If you need to test, if a request is a read or write operation, you should check SAFE_METHODS on constants, which is a tuple containing ‘GET’, ‘OPTIONS’, and ‘HEAD’, for example:

if request.method in permissions.SAFE_METHODS:
    # Check permissions for read-only request
else:
    # Check permissions for write request
Copy the code

Note: The instance-level has_object_Permission method is called only if the view-level has_permission check has passed. Note also that in order to run instance-level checks, View code should explicitly call.check_object_permissions(request, Obj), if you are using a generic view, this will be handled for you by default (function-based views will need to explicitly check object permissions, raising PermissionDenied on failure).


If the test fails, the custom permission will raise the PermissionDenied exception. To change the error message associated with the exception, implement the message property directly on the custom permission. Otherwise, the default_detail property of PermissionDenied will be used. Also, to change the code identifier associated with the exception, implement the code attribute directly on your custom permission.
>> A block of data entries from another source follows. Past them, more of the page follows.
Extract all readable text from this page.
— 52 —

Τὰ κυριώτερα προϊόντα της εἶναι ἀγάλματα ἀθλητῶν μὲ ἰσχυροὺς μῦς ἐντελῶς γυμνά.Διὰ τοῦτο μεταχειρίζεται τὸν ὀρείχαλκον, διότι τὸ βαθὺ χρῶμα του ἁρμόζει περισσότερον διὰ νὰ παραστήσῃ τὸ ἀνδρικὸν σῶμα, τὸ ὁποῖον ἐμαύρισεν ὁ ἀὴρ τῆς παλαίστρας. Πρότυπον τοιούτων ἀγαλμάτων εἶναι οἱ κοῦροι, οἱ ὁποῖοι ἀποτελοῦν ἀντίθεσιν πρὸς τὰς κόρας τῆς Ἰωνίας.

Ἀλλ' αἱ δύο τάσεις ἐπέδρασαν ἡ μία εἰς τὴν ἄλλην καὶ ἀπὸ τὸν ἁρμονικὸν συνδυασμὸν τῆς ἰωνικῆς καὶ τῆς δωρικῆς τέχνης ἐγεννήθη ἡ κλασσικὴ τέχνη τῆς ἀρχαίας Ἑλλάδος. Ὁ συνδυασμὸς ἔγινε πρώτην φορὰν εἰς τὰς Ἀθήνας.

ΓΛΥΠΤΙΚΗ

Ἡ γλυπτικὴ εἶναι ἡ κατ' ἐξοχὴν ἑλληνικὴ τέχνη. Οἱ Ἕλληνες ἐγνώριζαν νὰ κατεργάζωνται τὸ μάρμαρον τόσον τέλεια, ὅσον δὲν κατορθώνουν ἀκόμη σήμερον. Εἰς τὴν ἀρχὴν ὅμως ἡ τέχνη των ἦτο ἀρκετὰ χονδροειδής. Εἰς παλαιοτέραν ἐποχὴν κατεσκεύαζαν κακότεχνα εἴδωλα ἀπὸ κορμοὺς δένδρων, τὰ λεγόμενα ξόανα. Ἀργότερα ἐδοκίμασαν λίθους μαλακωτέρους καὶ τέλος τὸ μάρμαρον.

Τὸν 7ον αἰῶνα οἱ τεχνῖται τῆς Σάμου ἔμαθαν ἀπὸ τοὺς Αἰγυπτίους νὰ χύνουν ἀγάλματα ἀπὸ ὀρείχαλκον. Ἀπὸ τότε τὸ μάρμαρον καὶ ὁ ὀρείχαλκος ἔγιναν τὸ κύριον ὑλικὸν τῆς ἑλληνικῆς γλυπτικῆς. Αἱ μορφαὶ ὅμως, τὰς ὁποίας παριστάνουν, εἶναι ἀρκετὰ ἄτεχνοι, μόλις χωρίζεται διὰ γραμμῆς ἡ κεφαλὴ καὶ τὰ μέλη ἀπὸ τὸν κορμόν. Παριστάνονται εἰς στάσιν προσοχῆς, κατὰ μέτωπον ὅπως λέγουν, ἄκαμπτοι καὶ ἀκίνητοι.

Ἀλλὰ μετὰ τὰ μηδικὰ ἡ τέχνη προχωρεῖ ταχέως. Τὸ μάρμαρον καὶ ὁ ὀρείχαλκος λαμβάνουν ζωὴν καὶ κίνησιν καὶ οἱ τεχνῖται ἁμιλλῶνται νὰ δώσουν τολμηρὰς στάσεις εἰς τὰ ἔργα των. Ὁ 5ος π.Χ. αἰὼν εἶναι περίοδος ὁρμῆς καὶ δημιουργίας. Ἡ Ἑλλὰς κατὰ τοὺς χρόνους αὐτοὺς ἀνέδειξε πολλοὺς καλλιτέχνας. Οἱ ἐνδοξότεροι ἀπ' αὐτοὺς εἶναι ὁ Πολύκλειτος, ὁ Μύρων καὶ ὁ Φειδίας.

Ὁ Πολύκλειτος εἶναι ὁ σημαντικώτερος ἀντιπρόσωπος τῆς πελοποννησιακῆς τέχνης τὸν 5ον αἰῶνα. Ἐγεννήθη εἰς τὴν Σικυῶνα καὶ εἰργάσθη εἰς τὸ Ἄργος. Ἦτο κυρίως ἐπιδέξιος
Otherwise, the default_codeFrom property of PermissionDenied is used.

example

Here is an example of a permission class that checks the IP address of an incoming request against a block list and rejects the request if the IP is blocked:

from rest_framework import permissions

class BlocklistPermission(permissions.BasePermission) :
    """ Global permission check for blocked IPs. """

    def has_permission(self, request, view) :
        ip_addr = request.META['REMOTE_ADDR']
        blocked = Blocklist.objects.filter(ip_addr=ip_addr).exists()
        return not blocked
Copy the code

In addition to global permissions that run on all incoming requests, you can create object-level permissions that run only on operations that affect specific object instances, such as:

class IsOwnerOrReadOnly(permissions.BasePermission) :
    """ Object-level permission to only allow owners of an object to edit it. Assumes the model instance has an `owner` attribute. """

    def has_object_permission(self, request, view, obj) :
        # Read permissions are allowed to any request,
        # so we'll always allow GET, HEAD or OPTIONS requests.
        if request.method in permissions.SAFE_METHODS:
            return True

        # Instance must have an attribute named `owner`.
        return obj.owner == request.user
Copy the code

Note that generic views will check the appropriate object-level permissions, but if you are writing your own custom views, you need to make sure you check the object-level permissions yourself, by calling self.check_object_permissions(request, Obj), if any object-level permission checks fail, the call will throw an APIException, otherwise it will simply return.

Also note that generic views will only check object level permissions for views that retrieve a single model instance, and if object level filtering for list views is required, query sets will need to be filtered separately. See the Filtering documentation for more details.